Jakarta- PT Benakat Petroleum Energy Tbk (BIPI) akan menjual sahamnya kepada Goldwater Indonesia Inc.(GII) senilai US$78,5 juta. Hal ini dilakukan seiring penandatanganan perjanjian pengikatan jual beli saham bersyarat (PJBB) antara perseroan dengan Goldwater Indonesia Inc. (GII) selaku pembeli. Informasi ini disampaikan Direktur Utama BIPI, Muhammad Suluhuddin Noor dalam keterangan resminya di Jakarta, Rabu (4/9).

Disebutkan, berdasarkan perjanjian tersebut perseroan akan menjual dan mengalihkan kepada Goldwater Indonesia atas seluruh saham milik perseroan dalam PT Benakat Oil dan PT Indelberg Indonesia yang merupakan anak perusahaan. Sementara Goldwater Indonesia berjanji akan membeli dan menerima pengalihan dari perseroan atas saham tersebut dengan nilai transaksi mencapai US$78,5 juta.

Pengalihan saham anak perusahaan dari perseroan kepada Goldwater Indonesia Inc. akan menjadi efektif setelah dipenuhinya seluruh persyaratan pendahuluan pada perjanjian pengikatan jual beli saham ini. Namun tidak terbatas kepada diperolehnya persetujuan berdasarkan anggaran dasar dan peraturan perundang-undangan yang berlaku kepada Interra Resources Limited, selaku induk usaha Goldwater Indonesia Inc.
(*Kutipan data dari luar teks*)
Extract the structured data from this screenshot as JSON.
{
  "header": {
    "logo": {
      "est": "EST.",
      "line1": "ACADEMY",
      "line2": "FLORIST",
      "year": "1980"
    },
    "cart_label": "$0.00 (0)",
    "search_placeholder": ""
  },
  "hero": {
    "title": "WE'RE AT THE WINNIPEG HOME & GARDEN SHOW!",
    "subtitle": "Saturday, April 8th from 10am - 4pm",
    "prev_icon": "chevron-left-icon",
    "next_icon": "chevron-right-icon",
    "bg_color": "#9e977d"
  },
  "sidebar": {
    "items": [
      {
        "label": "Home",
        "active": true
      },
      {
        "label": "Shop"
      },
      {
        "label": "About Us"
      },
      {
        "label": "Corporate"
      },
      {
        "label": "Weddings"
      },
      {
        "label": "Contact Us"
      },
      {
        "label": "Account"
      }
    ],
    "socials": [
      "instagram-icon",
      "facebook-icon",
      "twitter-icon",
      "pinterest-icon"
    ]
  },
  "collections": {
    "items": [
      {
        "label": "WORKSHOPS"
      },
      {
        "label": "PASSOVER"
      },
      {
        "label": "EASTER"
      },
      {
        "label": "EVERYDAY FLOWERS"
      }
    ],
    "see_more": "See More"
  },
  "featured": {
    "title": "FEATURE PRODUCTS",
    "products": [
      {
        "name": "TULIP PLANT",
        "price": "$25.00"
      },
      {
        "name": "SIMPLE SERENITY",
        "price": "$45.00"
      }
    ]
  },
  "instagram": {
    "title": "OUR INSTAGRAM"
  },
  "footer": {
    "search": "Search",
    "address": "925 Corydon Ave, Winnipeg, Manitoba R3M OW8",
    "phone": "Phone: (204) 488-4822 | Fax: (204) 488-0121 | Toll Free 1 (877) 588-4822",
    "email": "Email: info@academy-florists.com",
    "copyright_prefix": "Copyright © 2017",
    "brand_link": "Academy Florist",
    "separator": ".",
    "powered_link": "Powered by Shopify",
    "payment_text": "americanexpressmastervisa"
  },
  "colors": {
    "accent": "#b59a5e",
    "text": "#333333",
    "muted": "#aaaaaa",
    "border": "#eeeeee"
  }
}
Pihak menajemen menegaskan, pemenuhan seluruh perizinan dan persetujuan berdasarkan anggaran dasar perseroan dan anak perusahaan dan peraturan perundang-undangan dan pasar modal yang berlaku kepada perseroan. Tercatat, Goldwater Indonesia Inc. (GII) merupakan perusahaan terbatas yang didirikan berdasarkan hukum British Virgin Islands yang merupakan anak usaha dari Interra Recources Limited, perusahaan terbuka di Singapura.

Sebelum melakukan transaksi ini, manajemen perseroan mengaku telah merampungkan akuisisi perusahaan infrastruktur batubara PT Astrindo Mahakarya Indonesia (AMI) pada 25 Juni lalu. Informasinya, transaksi ini bernilai US$ 600 juta dan dibiayai dari berbagai sumber antara lain internal kas perusahaan sebesar US$ 116 juta.

Selain itu, juga ditopang dari hasil penjualan Benakat Patina sebesar US$ 105 juta dan sisanya sebesar US$ 379 juta dibiayai dari berbagai sumber pinjaman antara lain pinjaman dari Bank Credit Suisse Singapore, Bank RZB, Poseidon dan Ciptadana. Dengan selesainya akuisisi ini, pihak manjemen optimistis dapat meningkatkan kinerja perseroan ke depan. Targetnya, perseroan dapat membukukan pendapatan sebesar Rp 2,2 triliun dengan laba sebelum pajak sebesar Rp 720 miliar pada tahun 2013.“Kami berharap, dengan telah diakusisinya AMI dapat meningkat kinerja BIPI menjadi jauh lebih baik di tahun‐tahun mendatang sehingga pada akhirnya dapat meningkatkan kesejahteraan dari para stakeholder kami,” kata Muhammad Suluhuddin Noor.